Наверное, следовало разозлиться или хотя бы забеспокоиться, но я почувствовала нечто сродни облегчению. Мы с Юлией не совпадали ни по одному из параметров (кроме, может, талии), и я из-за этого переживала. Вот увлекись Новийский Лоной, все было бы логично, но я — не его типаж. Или думала, что не его. А раз не только блондинистыми… Нет, я точно сумасшедшая!
— Спросишь меня об этом? — вдруг поинтересовался Сергей.
— О том, почему ты изменял жене? — фыркнула. — А что, нужна причина?
— Мне — нужна.
— Нет, Сергей. Для измены нужна не причина, а повод, который всегда найдется, — и сменила тему. — Так кольцо ты не отдашь?
— Нет, — повторил он снова.
— Ну, счастливо оставаться! — С этими словами я вышла из комнаты.

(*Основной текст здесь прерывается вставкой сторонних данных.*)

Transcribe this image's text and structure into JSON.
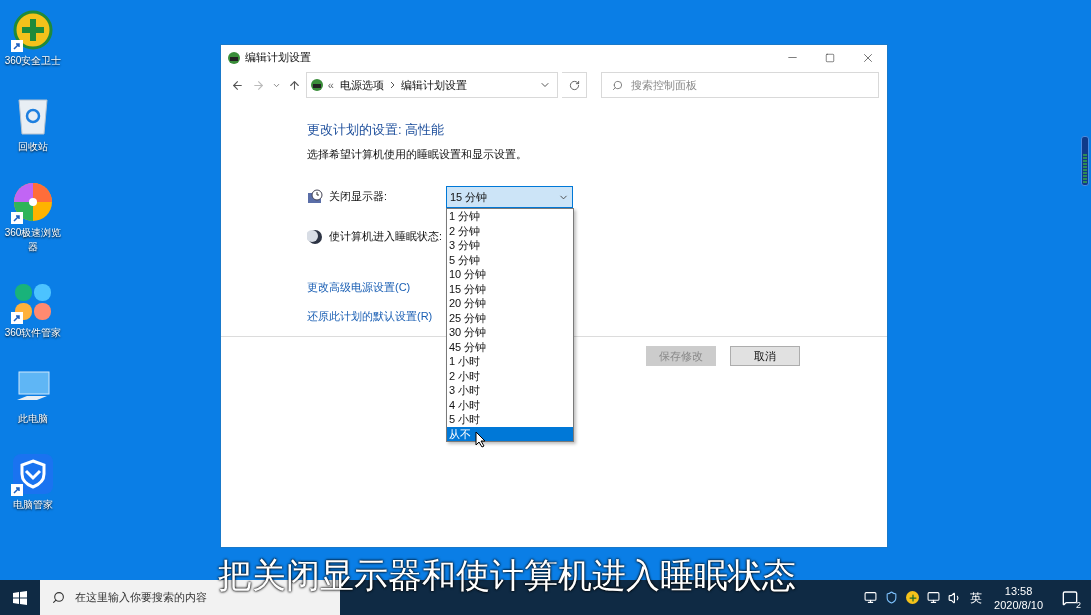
{
  "desktop_icons": [
    {
      "label": "360安全卫士",
      "kind": "guard",
      "shortcut": true
    },
    {
      "label": "回收站",
      "kind": "bin",
      "shortcut": false
    },
    {
      "label": "360极速浏览器",
      "kind": "browser",
      "shortcut": true
    },
    {
      "label": "360软件管家",
      "kind": "store",
      "shortcut": true
    },
    {
      "label": "此电脑",
      "kind": "pc",
      "shortcut": false
    },
    {
      "label": "电脑管家",
      "kind": "shield",
      "shortcut": true
    }
  ],
  "window": {
    "title": "编辑计划设置",
    "address": {
      "prefix": "«",
      "crumbs": [
        "电源选项",
        "编辑计划设置"
      ]
    },
    "search": {
      "placeholder": "搜索控制面板"
    },
    "heading": "更改计划的设置: 高性能",
    "description": "选择希望计算机使用的睡眠设置和显示设置。",
    "settings": [
      {
        "label": "关闭显示器:",
        "kind": "display",
        "value": "15 分钟",
        "expanded": true
      },
      {
        "label": "使计算机进入睡眠状态:",
        "kind": "sleep"
      }
    ],
    "links": [
      "更改高级电源设置(C)",
      "还原此计划的默认设置(R)"
    ],
    "buttons": [
      {
        "label": "保存修改",
        "disabled": true
      },
      {
        "label": "取消",
        "disabled": false
      }
    ],
    "dropdown_options": [
      {
        "label": "1 分钟",
        "selected": false
      },
      {
        "label": "2 分钟",
        "selected": false
      },
      {
        "label": "3 分钟",
        "selected": false
      },
      {
        "label": "5 分钟",
        "selected": false
      },
      {
        "label": "10 分钟",
        "selected": false
      },
      {
        "label": "15 分钟",
        "selected": false
      },
      {
        "label": "20 分钟",
        "selected": false
      },
      {
        "label": "25 分钟",
        "selected": false
      },
      {
        "label": "30 分钟",
        "selected": false
      },
      {
        "label": "45 分钟",
        "selected": false
      },
      {
        "label": "1 小时",
        "selected": false
      },
      {
        "label": "2 小时",
        "selected": false
      },
      {
        "label": "3 小时",
        "selected": false
      },
      {
        "label": "4 小时",
        "selected": false
      },
      {
        "label": "5 小时",
        "selected": false
      },
      {
        "label": "从不",
        "selected": true
      }
    ]
  },
  "subtitle": "把关闭显示器和使计算机进入睡眠状态",
  "taskbar": {
    "search": {
      "placeholder": "在这里输入你要搜索的内容"
    },
    "language": "英",
    "time": "13:58",
    "date": "2020/8/10",
    "notifications": "2"
  }
}
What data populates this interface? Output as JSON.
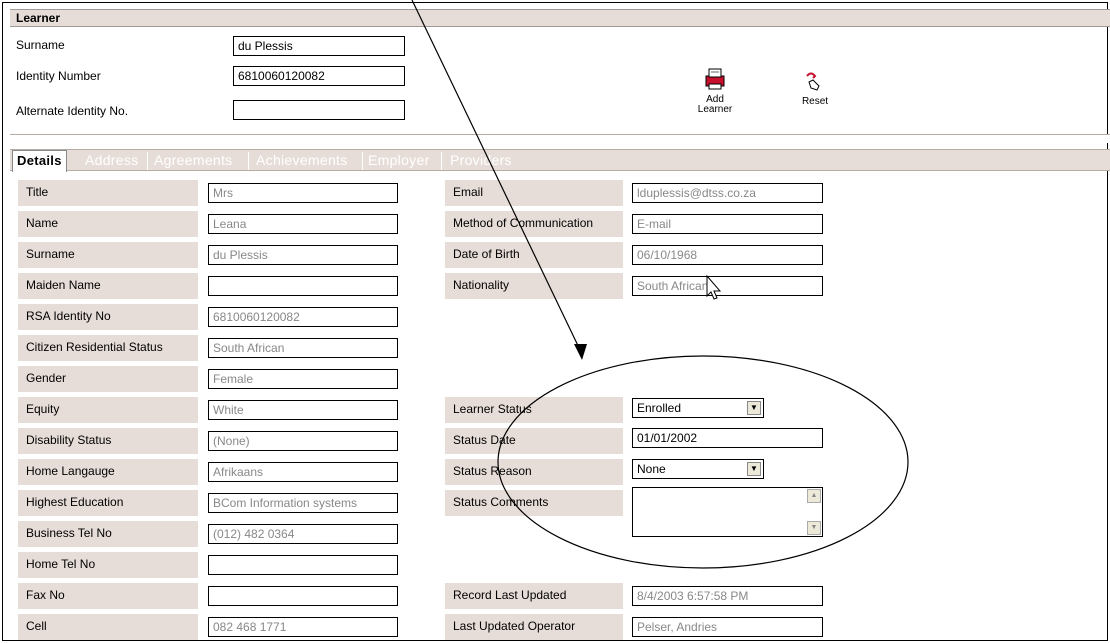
{
  "learner": {
    "title": "Learner",
    "surname_label": "Surname",
    "surname_value": "du Plessis",
    "idnum_label": "Identity Number",
    "idnum_value": "6810060120082",
    "altid_label": "Alternate Identity No.",
    "altid_value": ""
  },
  "toolbar": {
    "add_label_1": "Add",
    "add_label_2": "Learner",
    "reset_label": "Reset"
  },
  "tabs": [
    "Details",
    "Address",
    "Agreements",
    "Achievements",
    "Employer",
    "Providers"
  ],
  "details_left": [
    {
      "label": "Title",
      "value": "Mrs"
    },
    {
      "label": "Name",
      "value": "Leana"
    },
    {
      "label": "Surname",
      "value": "du Plessis"
    },
    {
      "label": "Maiden Name",
      "value": ""
    },
    {
      "label": "RSA Identity No",
      "value": "6810060120082"
    },
    {
      "label": "Citizen Residential Status",
      "value": "South African"
    },
    {
      "label": "Gender",
      "value": "Female"
    },
    {
      "label": "Equity",
      "value": "White"
    },
    {
      "label": "Disability Status",
      "value": "(None)"
    },
    {
      "label": "Home Langauge",
      "value": "Afrikaans"
    },
    {
      "label": "Highest Education",
      "value": "BCom Information systems"
    },
    {
      "label": "Business Tel No",
      "value": "(012) 482 0364"
    },
    {
      "label": "Home Tel No",
      "value": ""
    },
    {
      "label": "Fax No",
      "value": ""
    },
    {
      "label": "Cell",
      "value": "082 468 1771"
    }
  ],
  "details_right": {
    "email_label": "Email",
    "email_value": "lduplessis@dtss.co.za",
    "moc_label": "Method of Communication",
    "moc_value": "E-mail",
    "dob_label": "Date of Birth",
    "dob_value": "06/10/1968",
    "nationality_label": "Nationality",
    "nationality_value": "South African",
    "learner_status_label": "Learner Status",
    "learner_status_value": "Enrolled",
    "status_date_label": "Status Date",
    "status_date_value": "01/01/2002",
    "status_reason_label": "Status Reason",
    "status_reason_value": "None",
    "status_comments_label": "Status Comments",
    "status_comments_value": "",
    "record_updated_label": "Record Last Updated",
    "record_updated_value": "8/4/2003 6:57:58 PM",
    "last_operator_label": "Last Updated Operator",
    "last_operator_value": "Pelser, Andries"
  },
  "icons": {
    "add": "printer-add-icon",
    "reset": "hand-reset-icon",
    "cursor": "mouse-pointer-icon"
  },
  "colors": {
    "label_bg": "#e7ddd8",
    "tab_text": "#ffffff"
  }
}
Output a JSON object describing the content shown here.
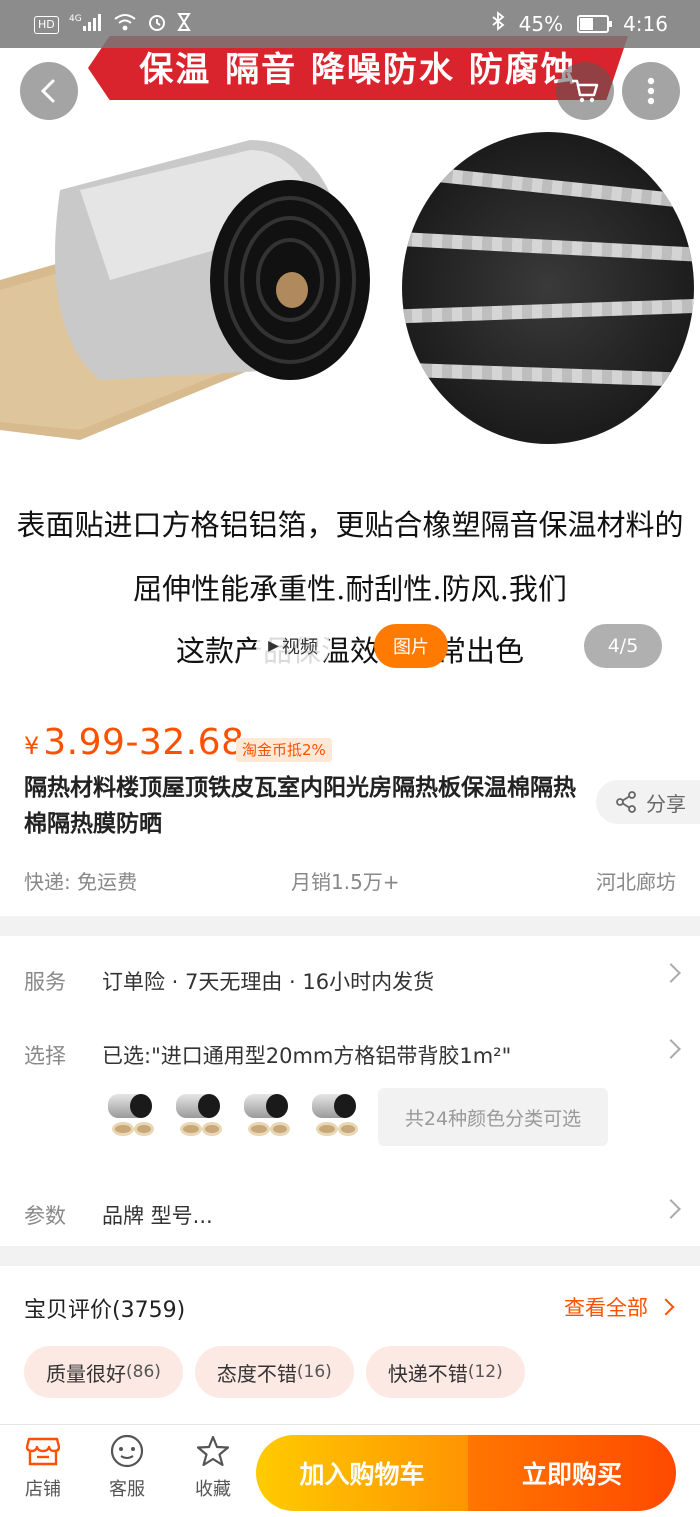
{
  "status_bar": {
    "signal_label": "4G",
    "hd_label": "HD",
    "battery": "45%",
    "battery_level": 0.45,
    "time": "4:16"
  },
  "hero": {
    "banner": "保温 隔音 降噪防水 防腐蚀",
    "caption_lines": [
      "表面贴进口方格铝铝箔，更贴合橡塑隔音保温材料的",
      "屈伸性能承重性.耐刮性.防风.我们",
      "这款产品保温效果非常出色"
    ],
    "tab_video": "视频",
    "tab_pictures": "图片",
    "page_indicator": "4/5"
  },
  "product": {
    "price_symbol": "¥",
    "price": "3.99-32.68",
    "coin_tag": "淘金币抵2%",
    "title": "隔热材料楼顶屋顶铁皮瓦室内阳光房隔热板保温棉隔热棉隔热膜防晒",
    "share_label": "分享",
    "shipping": "快递: 免运费",
    "monthly_sales": "月销1.5万+",
    "location": "河北廊坊"
  },
  "details": {
    "service_label": "服务",
    "service_value": "订单险 · 7天无理由 · 16小时内发货",
    "select_label": "选择",
    "select_value": "已选:\"进口通用型20mm方格铝带背胶1m²\"",
    "variants_badge": "共24种颜色分类可选",
    "params_label": "参数",
    "params_value": "品牌 型号..."
  },
  "reviews": {
    "title": "宝贝评价(3759)",
    "view_all": "查看全部",
    "tags": [
      {
        "label": "质量很好",
        "count": "(86)"
      },
      {
        "label": "态度不错",
        "count": "(16)"
      },
      {
        "label": "快递不错",
        "count": "(12)"
      }
    ]
  },
  "bottom_bar": {
    "store": "店铺",
    "service": "客服",
    "favorite": "收藏",
    "add_to_cart": "加入购物车",
    "buy_now": "立即购买"
  },
  "colors": {
    "accent": "#ff5000",
    "cart_gradient_start": "#ffcb00",
    "buy_gradient_end": "#ff4900",
    "banner_red": "#d9232d"
  }
}
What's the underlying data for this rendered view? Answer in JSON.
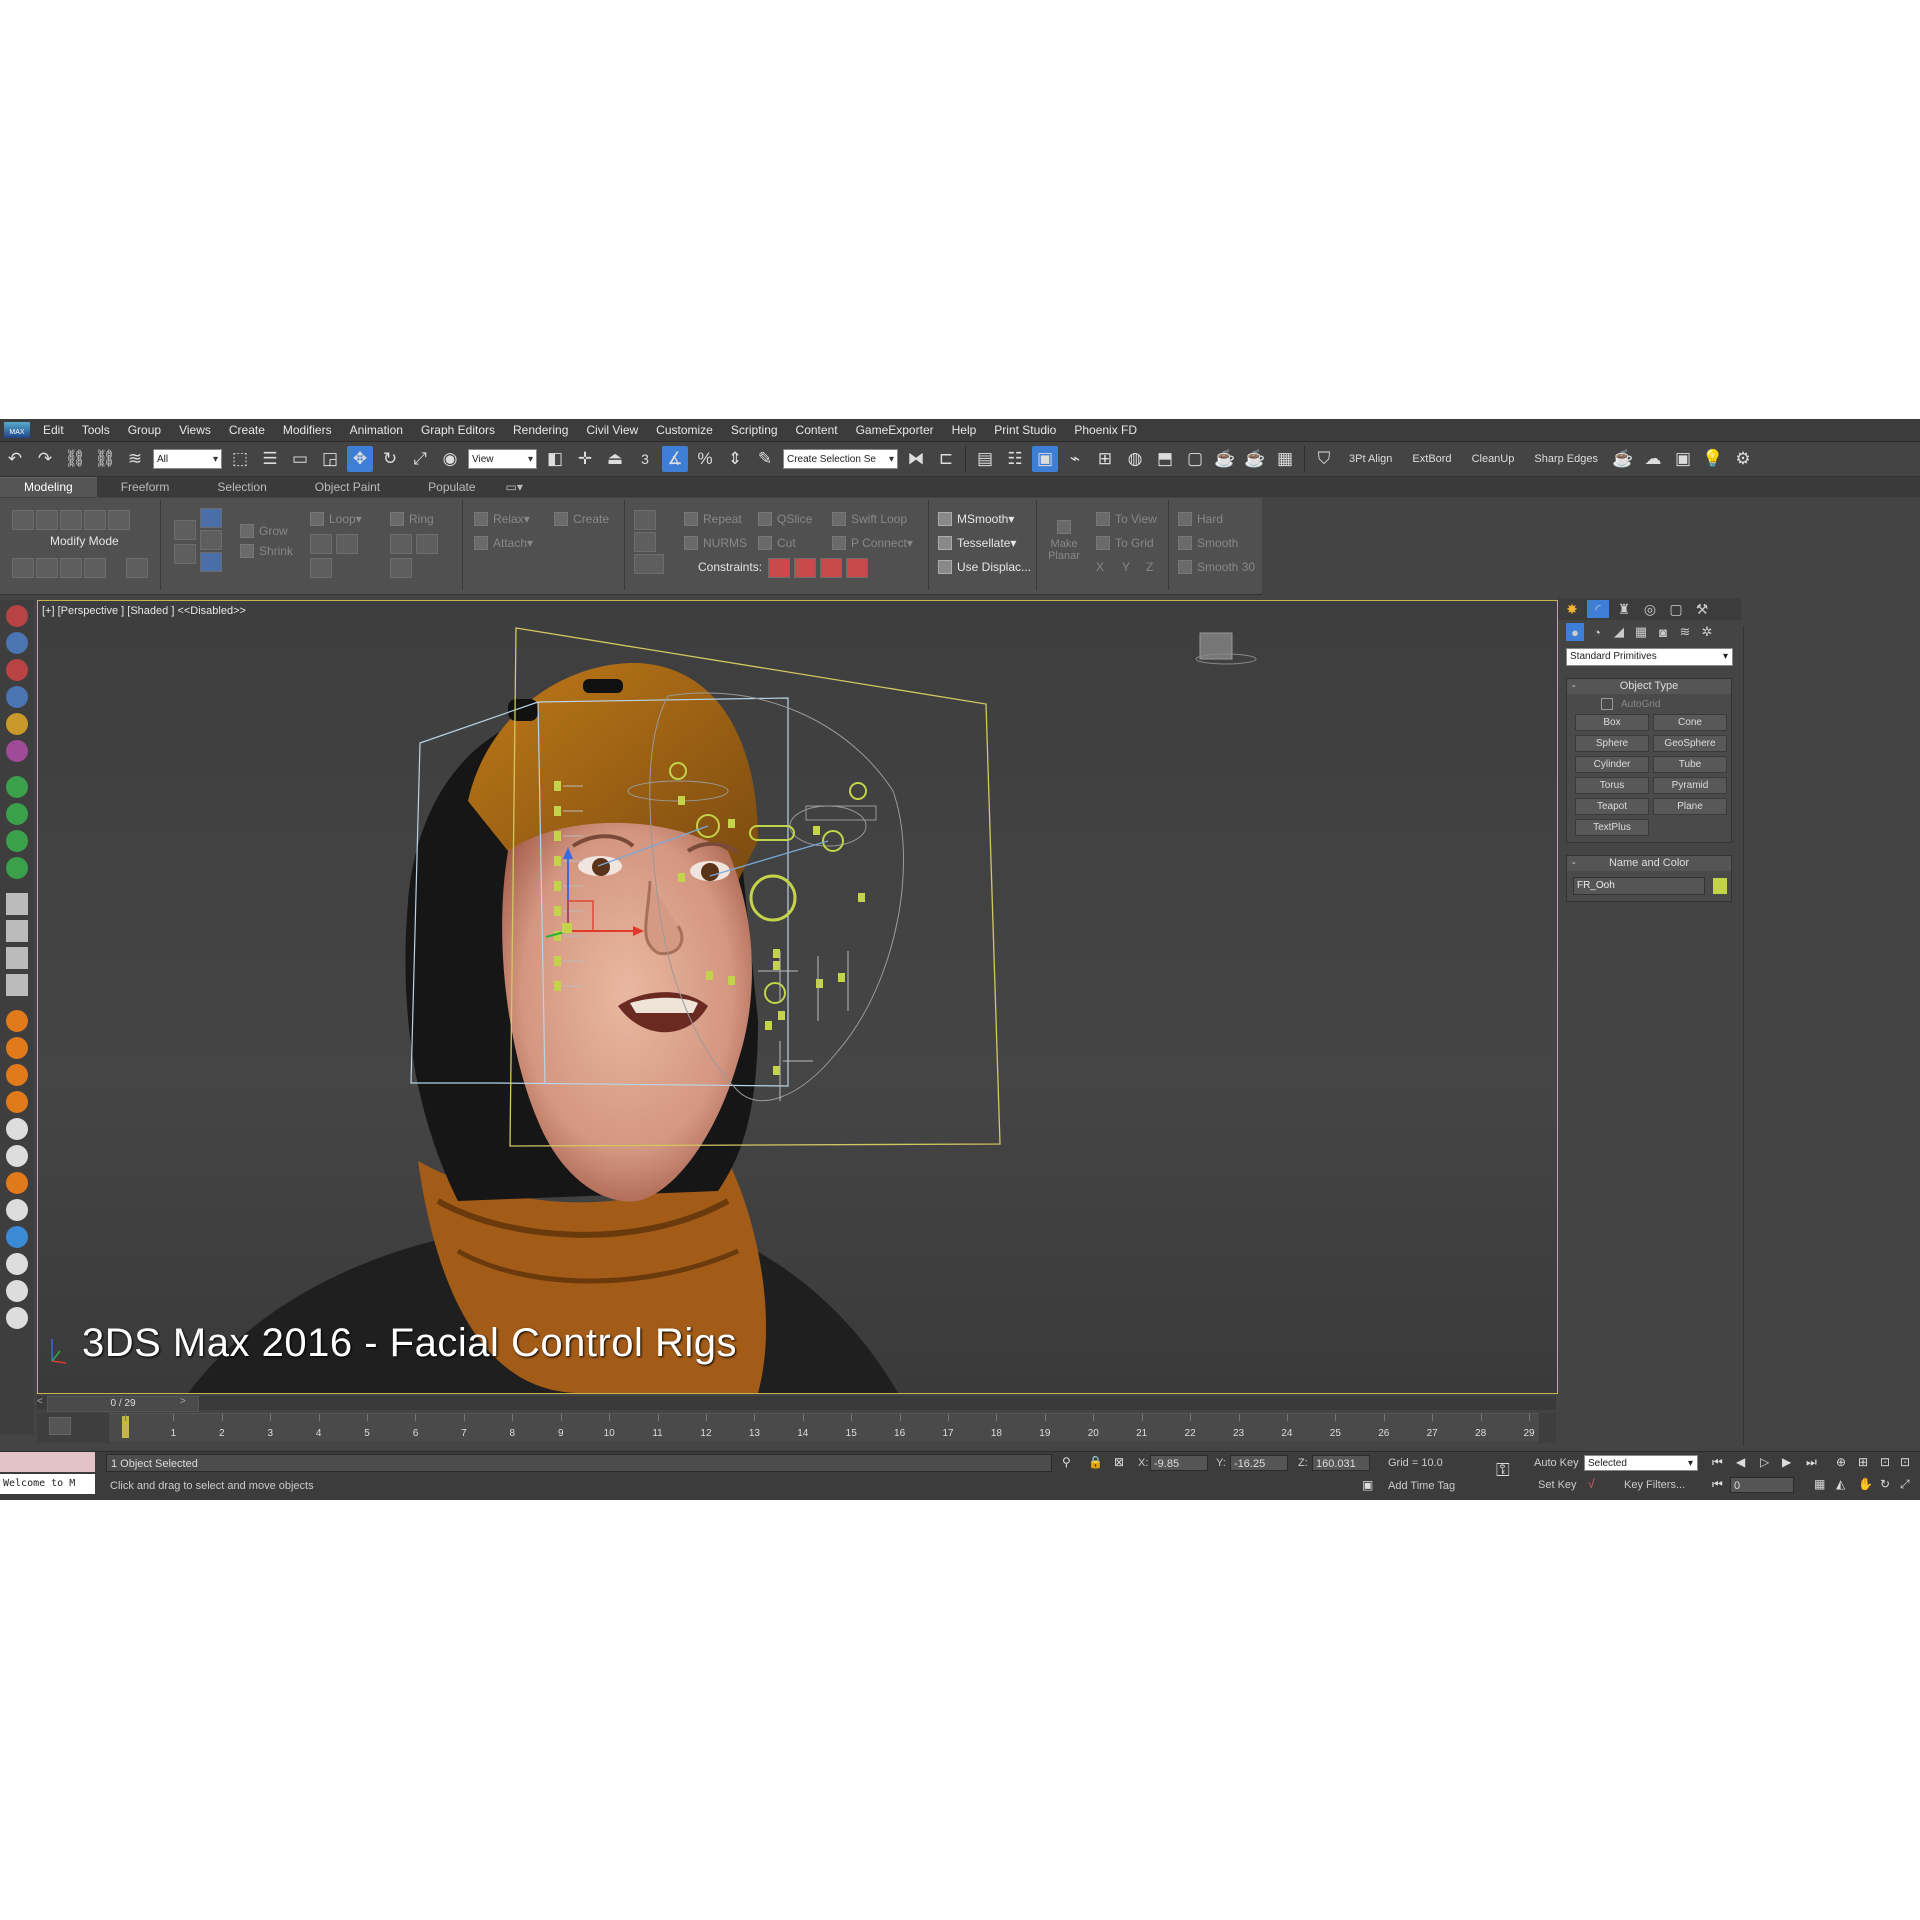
{
  "menubar": {
    "items": [
      "Edit",
      "Tools",
      "Group",
      "Views",
      "Create",
      "Modifiers",
      "Animation",
      "Graph Editors",
      "Rendering",
      "Civil View",
      "Customize",
      "Scripting",
      "Content",
      "GameExporter",
      "Help",
      "Print Studio",
      "Phoenix FD"
    ]
  },
  "toolbar": {
    "filter_value": "All",
    "coord_system": "View",
    "selection_set_placeholder": "Create Selection Se",
    "snap_number": "3",
    "right_labels": [
      "3Pt Align",
      "ExtBord",
      "CleanUp",
      "Sharp Edges"
    ]
  },
  "ribbon": {
    "tabs": [
      "Modeling",
      "Freeform",
      "Selection",
      "Object Paint",
      "Populate"
    ],
    "modify_mode": "Modify Mode",
    "grow": "Grow",
    "shrink": "Shrink",
    "loop": "Loop",
    "ring": "Ring",
    "relax": "Relax",
    "attach": "Attach",
    "create": "Create",
    "repeat": "Repeat",
    "qslice": "QSlice",
    "swift_loop": "Swift Loop",
    "nurms": "NURMS",
    "cut": "Cut",
    "p_connect": "P Connect",
    "constraints": "Constraints:",
    "msmooth": "MSmooth",
    "tessellate": "Tessellate",
    "use_displace": "Use Displac...",
    "make_planar": "Make Planar",
    "to_view": "To View",
    "to_grid": "To Grid",
    "x": "X",
    "y": "Y",
    "z": "Z",
    "hard": "Hard",
    "smooth": "Smooth",
    "smooth30": "Smooth 30"
  },
  "viewport": {
    "label": "[+] [Perspective ] [Shaded ]  <<Disabled>>",
    "title_overlay": "3DS Max 2016 - Facial Control Rigs"
  },
  "command_panel": {
    "category": "Standard Primitives",
    "object_type_header": "Object Type",
    "autogrid": "AutoGrid",
    "object_buttons": [
      "Box",
      "Cone",
      "Sphere",
      "GeoSphere",
      "Cylinder",
      "Tube",
      "Torus",
      "Pyramid",
      "Teapot",
      "Plane",
      "TextPlus"
    ],
    "name_color_header": "Name and Color",
    "object_name": "FR_Ooh",
    "object_color": "#c3d34a"
  },
  "timeline": {
    "slider_label": "0 / 29",
    "frames": [
      0,
      1,
      2,
      3,
      4,
      5,
      6,
      7,
      8,
      9,
      10,
      11,
      12,
      13,
      14,
      15,
      16,
      17,
      18,
      19,
      20,
      21,
      22,
      23,
      24,
      25,
      26,
      27,
      28,
      29
    ]
  },
  "status": {
    "listener_text": "Welcome to M",
    "selection_info": "1 Object Selected",
    "prompt": "Click and drag to select and move objects",
    "x_label": "X:",
    "x_value": "-9.85",
    "y_label": "Y:",
    "y_value": "-16.25",
    "z_label": "Z:",
    "z_value": "160.031",
    "grid": "Grid = 10.0",
    "add_time_tag": "Add Time Tag",
    "auto_key": "Auto Key",
    "set_key": "Set Key",
    "key_mode": "Selected",
    "key_filters": "Key Filters...",
    "current_frame": "0"
  },
  "colors": {
    "accent": "#3f7ed6",
    "viewport_border": "#c8b54a",
    "control_green": "#c3d34a"
  }
}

Кстати, по поводу измен я не передумала. А это значит, что я неспроста оказалась в квартире Ивана Гордеева, неспроста осталась послушать музыку и неспроста занималась с ним сексом. Мне было очень больно узнать о самой себе такую правду.
Глава 4
Следующая неделя выдалась очень трудной. Каждая мелочь подтачивала силы. Например, расспросы Гордеева, который очень жаждал выяснить, как дела у его сына, вдруг начали сильно раздражать. И пока мы ехали в суд на моей машине, я подавляла желание припарковаться и высадить начальника прямо на клумбу. В конце концов я не сдержалась, продиктовала Гордееву по памяти номер его сына и посоветовала позвонить. Следующие два дня в отместку работала курьером. Шли годы, а методы наказания у Николая Давыдовича не менялись. Консерватор, чтоб его.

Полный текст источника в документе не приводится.